The aim of this workshop is to investigate both the new theories and applications in different evolutionary computation paradigms for explainable artificial intelligence. This workshop will bring together researchers and practitioners from around the world to discuss the latest advances in the field and will act as a major forum for the presentation of recent research.
Authors are invited to submit their original and unpublished work to this workshop. Topics related to all aspects of evolutionary computation for explainable artificial intelligence, such as theories, algorithms, systems, and applications, are welcome.
A Sandbox for Teaching and Learning in CI for Pre-University and Undergraduate Students
The idea is to create a young student workshop with an associated competition during CEC 2023 inspired by the F.I.R.S.T. robotics competition. Before or during the first hours of the event, students will receive learning materials and guidance from tutors to learn about a CI-related topic. Later students will be enabled to test learned materials in a simple real-world application. Namely, programming robots to solve various tasks.

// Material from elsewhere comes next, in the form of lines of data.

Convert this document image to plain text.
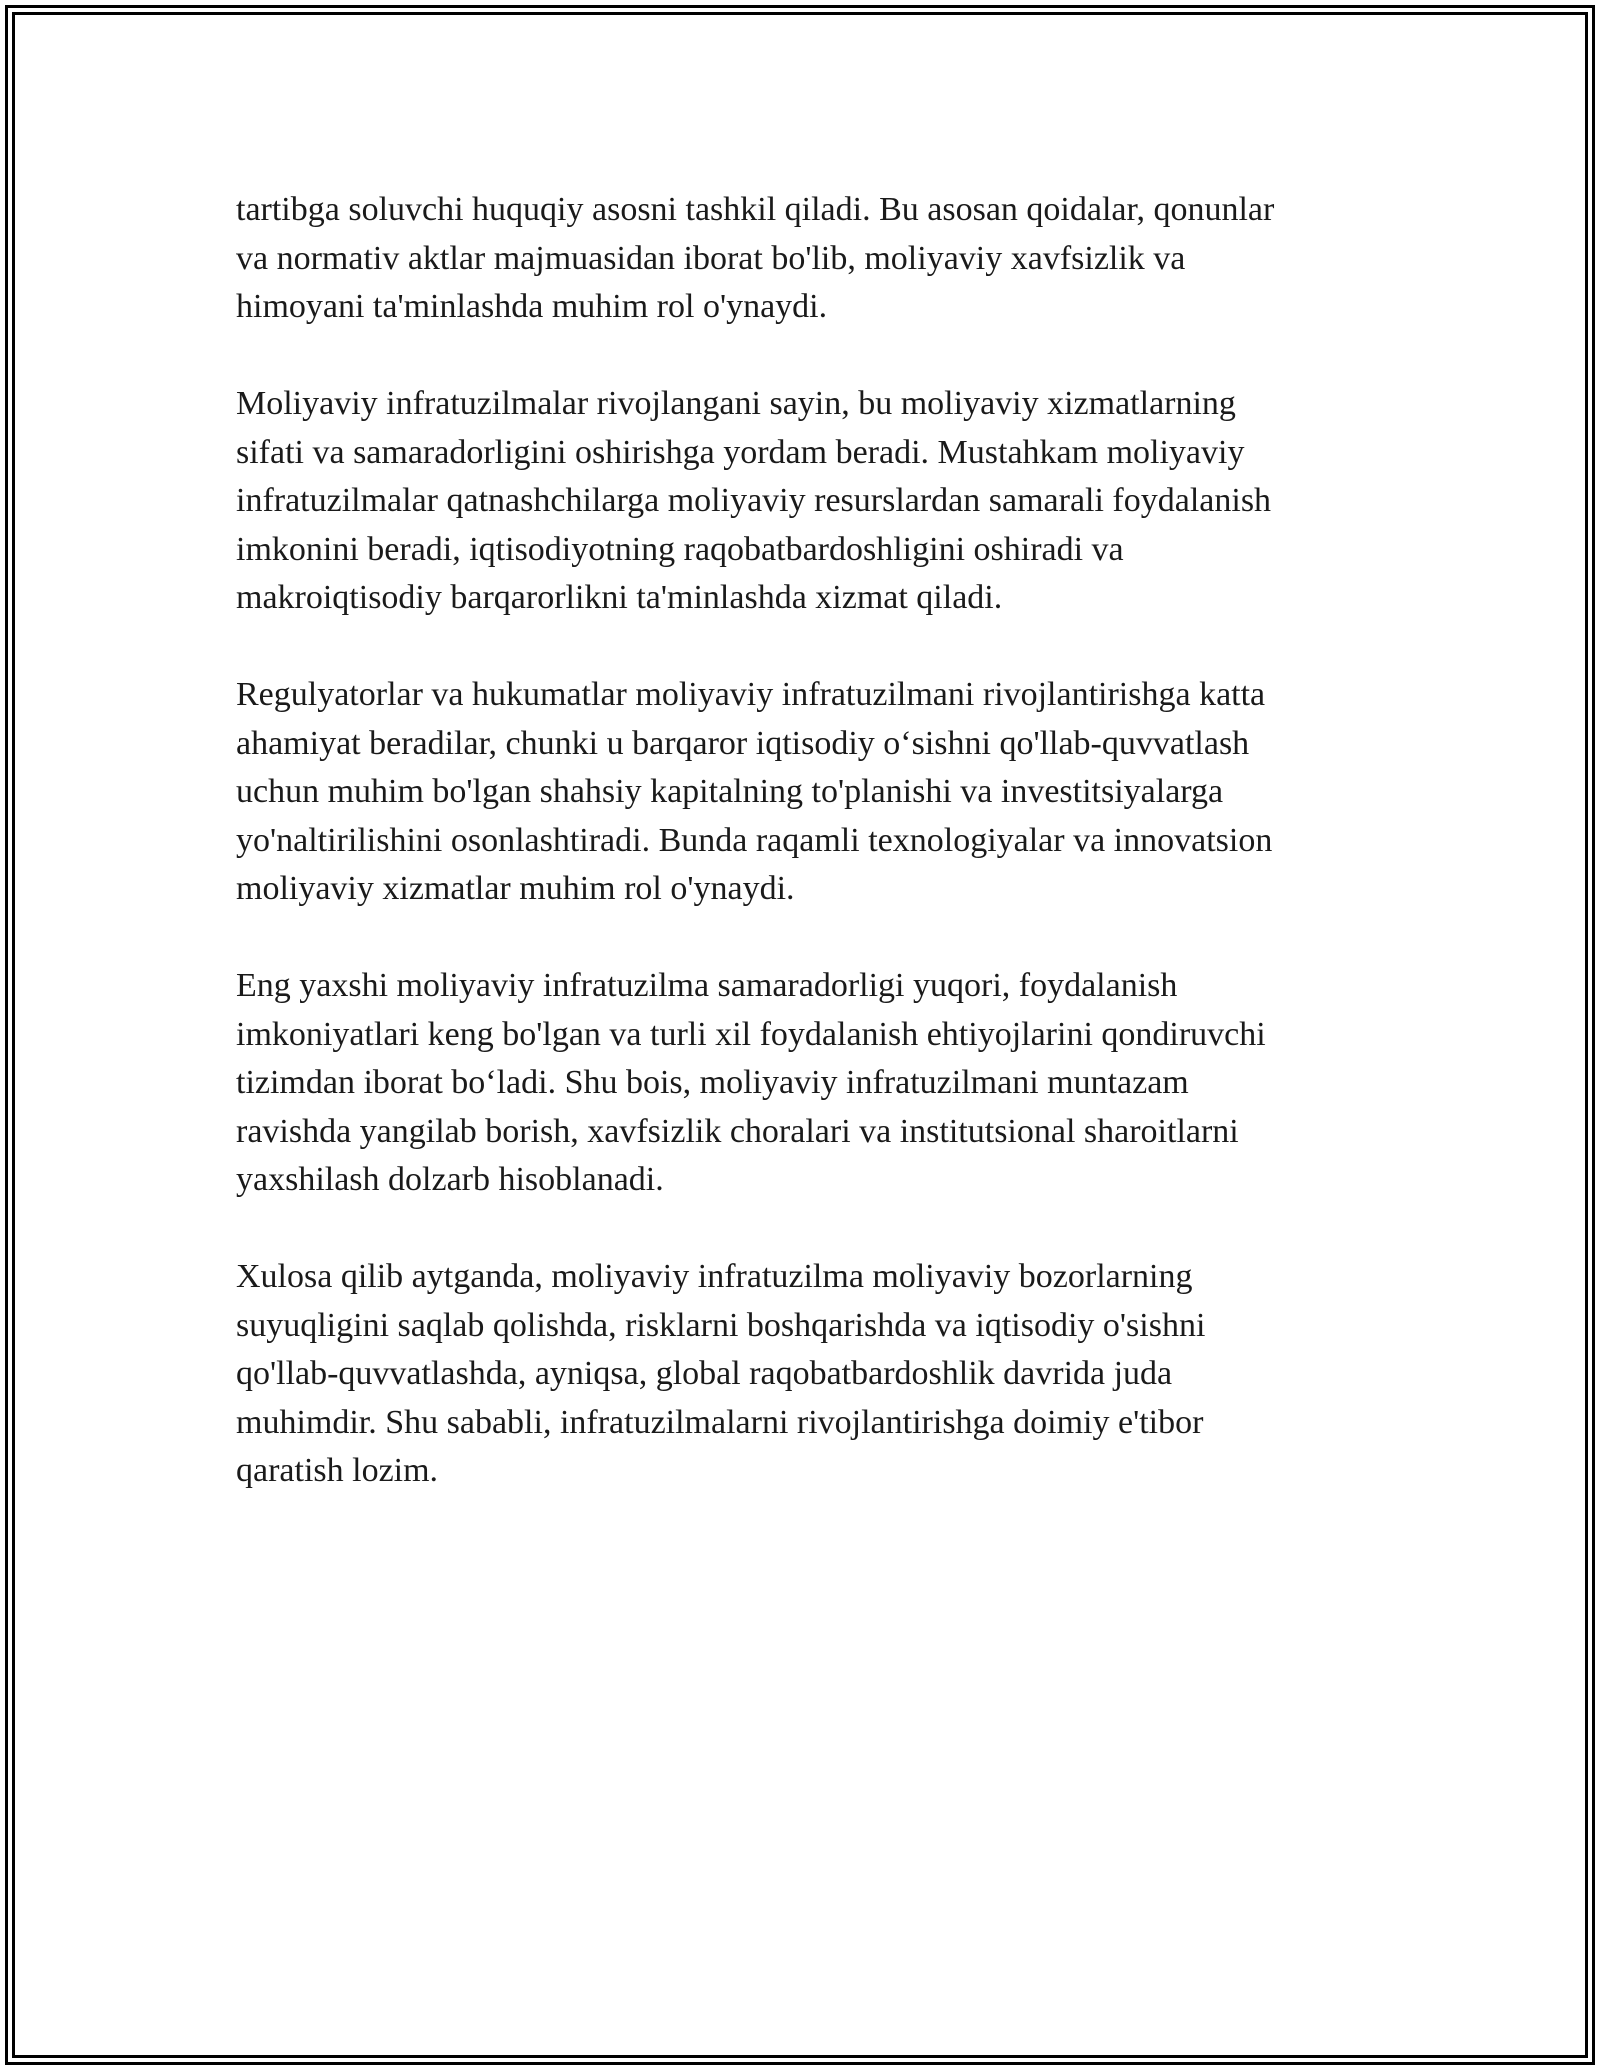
tartibga soluvchi huquqiy asosni tashkil qiladi. Bu asosan qoidalar, qonunlar
va normativ aktlar majmuasidan iborat bo'lib, moliyaviy xavfsizlik va
himoyani ta'minlashda muhim rol o'ynaydi.

Moliyaviy infratuzilmalar rivojlangani sayin, bu moliyaviy xizmatlarning
sifati va samaradorligini oshirishga yordam beradi. Mustahkam moliyaviy
infratuzilmalar qatnashchilarga moliyaviy resurslardan samarali foydalanish
imkonini beradi, iqtisodiyotning raqobatbardoshligini oshiradi va
makroiqtisodiy barqarorlikni ta'minlashda xizmat qiladi.

Regulyatorlar va hukumatlar moliyaviy infratuzilmani rivojlantirishga katta
ahamiyat beradilar, chunki u barqaror iqtisodiy o‘sishni qo'llab-quvvatlash
uchun muhim bo'lgan shahsiy kapitalning to'planishi va investitsiyalarga
yo'naltirilishini osonlashtiradi. Bunda raqamli texnologiyalar va innovatsion
moliyaviy xizmatlar muhim rol o'ynaydi.

Eng yaxshi moliyaviy infratuzilma samaradorligi yuqori, foydalanish
imkoniyatlari keng bo'lgan va turli xil foydalanish ehtiyojlarini qondiruvchi
tizimdan iborat bo‘ladi. Shu bois, moliyaviy infratuzilmani muntazam
ravishda yangilab borish, xavfsizlik choralari va institutsional sharoitlarni
yaxshilash dolzarb hisoblanadi.

Xulosa qilib aytganda, moliyaviy infratuzilma moliyaviy bozorlarning
suyuqligini saqlab qolishda, risklarni boshqarishda va iqtisodiy o'sishni
qo'llab-quvvatlashda, ayniqsa, global raqobatbardoshlik davrida juda
muhimdir. Shu sababli, infratuzilmalarni rivojlantirishga doimiy e'tibor
qaratish lozim.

Computational Intelligence for Adaptive Learning in Human-Machine Interaction
Human-Machine Interaction in the real world is the scientific discipline concerned with
understanding the principles underlying interactions between humans and other
elements of a system, and the profession that applies these principles and understanding
to designs in order to optimize human well-being and overall system performance. As
human behavior is always dynamic, making it challenging to predict and access, it is
worth applying fuzzy theories, control systems, and neural networks with intelligent
computational technologies to enhance the interaction performance between humans
and the systems. The scientific goal of the workshop is to better understand how innovative Computational Intelligence developments relate to and enhance human-machine interaction in real-world settings.